John Carney’s musical romance Begin Again (The Weinstein Company), starring Keira Knightley and Mark Ruffalo, expanded nationwide into 939 theaters on Friday where it brought in $2.9 million, enough to get it into the Top 10 at #9.

Falling outside the Top 10 but significant for its negligible drop was director Dinesh D’Souza’s documentary America: Imagine a World Without Her (Lionsgate), which followed a fairly weak opening by holding up well with an 11% drop from its first weekend of wide release. It probably wasn’t too big a surprise considering its A+ CinemaScore–compared to a 10% Rotten critics’ score on Rotten Tomatoes–but it took 12th place with $2.4 million and $7.4 million grossed so far.

Even sadder than America‘s strong word-of-mouth business was the fact that the Top 10 was still quite a ways off from the same weekend last year – down nearly $50 million from the national tragedy when Adam Sandler’s Grown Ups 2 (Sony) beat Guillermo del Toro’s Pacific Rim (Legendary/WB), $41.5 to $37.3 million. They both missed out on the top spot that was held once again by Universal’s Despicable Me 2 with $43.9 million.

This weekend’s most significant limited release was Richard Linklater’s acclaimed Boyhood (IFC Films), starring newcomer Ellan Coltrane, Ethan Hawke and Patricia Arquette. Opening in five locations in New York and Los Angeles, the nearly 3-hour slice of life drama 12 years in the making took in an impressive $359 thousand or $72 thousand per theater.
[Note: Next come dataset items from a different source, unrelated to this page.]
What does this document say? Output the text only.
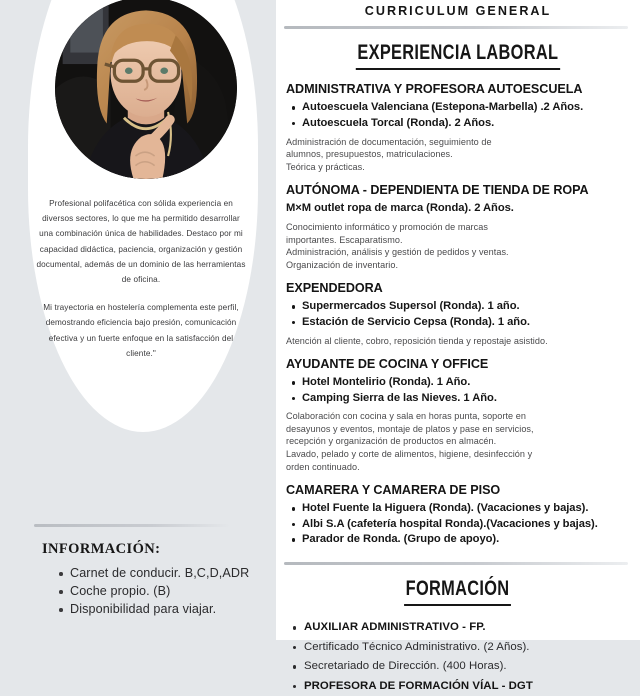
Profesional polifacética con sólida experiencia en diversos sectores, lo que me ha permitido desarrollar una combinación única de habilidades. Destaco por mi capacidad didáctica, paciencia, organización y gestión documental, además de un dominio de las herramientas de oficina.

Mi trayectoria en hostelería complementa este perfil, demostrando eficiencia bajo presión, comunicación efectiva y un fuerte enfoque en la satisfacción del cliente."

INFORMACIÓN:
Carnet de conducir. B,C,D,ADR
Coche propio. (B)
Disponibilidad para viajar.
CURRICULUM GENERAL
EXPERIENCIA LABORAL
ADMINISTRATIVA Y PROFESORA AUTOESCUELA
Autoescuela Valenciana (Estepona-Marbella) .2 Años.
Autoescuela Torcal (Ronda). 2 Años.
Administración de documentación, seguimiento de
alumnos, presupuestos, matriculaciones.
Teórica y prácticas.
AUTÓNOMA - DEPENDIENTA DE TIENDA DE ROPA

M×M outlet ropa de marca (Ronda). 2 Años.

Conocimiento informático y promoción de marcas
importantes. Escaparatismo.
Administración, análisis y gestión de pedidos y ventas.
Organización de inventario.
EXPENDEDORA
Supermercados Supersol (Ronda). 1 año.
Estación de Servicio Cepsa (Ronda). 1 año.
Atención al cliente, cobro, reposición tienda y repostaje asistido.
AYUDANTE DE COCINA Y OFFICE
Hotel Montelirio (Ronda). 1 Año.
Camping Sierra de las Nieves. 1 Año.
Colaboración con cocina y sala en horas punta, soporte en
desayunos y eventos, montaje de platos y pase en servicios,
recepción y organización de productos en almacén.
Lavado, pelado y corte de alimentos, higiene, desinfección y
orden continuado.
CAMARERA Y CAMARERA DE PISO
Hotel Fuente la Higuera (Ronda). (Vacaciones y bajas).
Albi S.A (cafetería hospital Ronda).(Vacaciones y bajas).
Parador de Ronda. (Grupo de apoyo).
FORMACIÓN
AUXILIAR ADMINISTRATIVO - FP.
Certificado Técnico Administrativo. (2 Años).
Secretariado de Dirección. (400 Horas).
PROFESORA DE FORMACIÓN VÍAL - DGT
It opened slightly weaker than Linklater’s previous film, the Oscar-nominated Before Midnight, although that received a boost by opening over Memorial Day weekend.

This was easily one of IFC Films’ best openings of the company’s 15-year history doing even better per theater than Werner Herzog’s 3D doc Cave of Forgotten Dreams in 2011. However, it’s a far cry from the platform release of Wes Anderson’s The Grand Budapest Hotel earlier this year ($811 thousand in 4 theaters) and that has grossed $58.7 million.

It certainly will be interesting to see how IFC Films expands this one and whether they can make it only the third movie they’ve released to gross over $10 million–you can see the others here–and whether it can crack the $10.5 million ceiling of Richard Linklater’s previous indie films.

The other platform release of the weekend was the Icelandic travelogue comedy Land Ho! (Sony Pictures Classics), which grossed $37.8 thousand on four screens in New York and L.A., or $9.4 thousand per site.